Many of the monthly market outlooks have discussed the economic benefits and risks associated with maintaining artificially low interest rates for an extended period of time. I'm as tired of writing about as many of you are reading about it. Alas, I can't seem to help myself.
This month's topic...subprime auto lending. These are fixed interest rate loans given to people with substandard credit scores or limited credit histories. While there is no defined cutoff or credit score, the interest rate charged on these loans can be five to ten times that of prime borrowers. Subprime loans play an important role in allowing people with bad or limited credit a chance to purchase a vehicle which may be necessary for them to hold down an economically productive job. As long as lending standards maintain, these types of loans are a win-win for both lenders and consumers as it allow the borrowers to purchase a car while improving their credit. The problem isn't with the existence of subprime loans. The issue is with the growing number of subprime auto loans. They have increased by 302% since since 2010 and currently total over $20 billion.*
Subprime auto loans are very lucrative for the parties involved (lenders and private equity firms) and the troubling part is it has slowly evolved into maximizing profits for the lenders vs. making reasonable and quality loans to lower credit borrowers. The high returns on these types of loans has led to a loosening of credit standards even while delinquency rates are increasing. Subprime loans currently make up nearly 20% of all auto loans.

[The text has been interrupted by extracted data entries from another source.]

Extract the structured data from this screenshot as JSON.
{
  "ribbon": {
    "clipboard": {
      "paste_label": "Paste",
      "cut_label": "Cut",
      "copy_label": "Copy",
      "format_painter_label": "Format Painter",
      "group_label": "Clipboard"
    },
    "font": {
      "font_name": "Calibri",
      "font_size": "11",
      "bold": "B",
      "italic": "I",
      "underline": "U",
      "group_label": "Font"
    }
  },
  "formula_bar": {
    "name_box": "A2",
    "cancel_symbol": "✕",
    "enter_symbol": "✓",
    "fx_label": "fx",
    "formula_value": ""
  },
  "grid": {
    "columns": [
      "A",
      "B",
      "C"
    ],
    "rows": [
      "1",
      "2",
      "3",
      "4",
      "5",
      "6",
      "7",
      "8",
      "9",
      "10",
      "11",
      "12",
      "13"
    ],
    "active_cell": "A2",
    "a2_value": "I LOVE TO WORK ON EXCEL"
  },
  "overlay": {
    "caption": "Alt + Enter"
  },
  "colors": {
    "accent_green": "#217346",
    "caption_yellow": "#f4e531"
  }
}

The pain from the subprime mortgage crisis still lingers today and while this subprime crisis is not nearly as large in size, it is troubling that the same risky lending standards of the past are creeping up again. One would think the past would serve as a good reminder, but when interest rates remain near 0% for nearly half a decade and profits are to be had, excess risk seems to be the default.
With all this said, however, I wonder how many of these loans are being made to the millions who lost jobs during the recession and had their credit scores hurt but are employed again and just haven't built their scores back up yet. I think as long as the employment rates stay solid then the subprime auto loans will be "fine".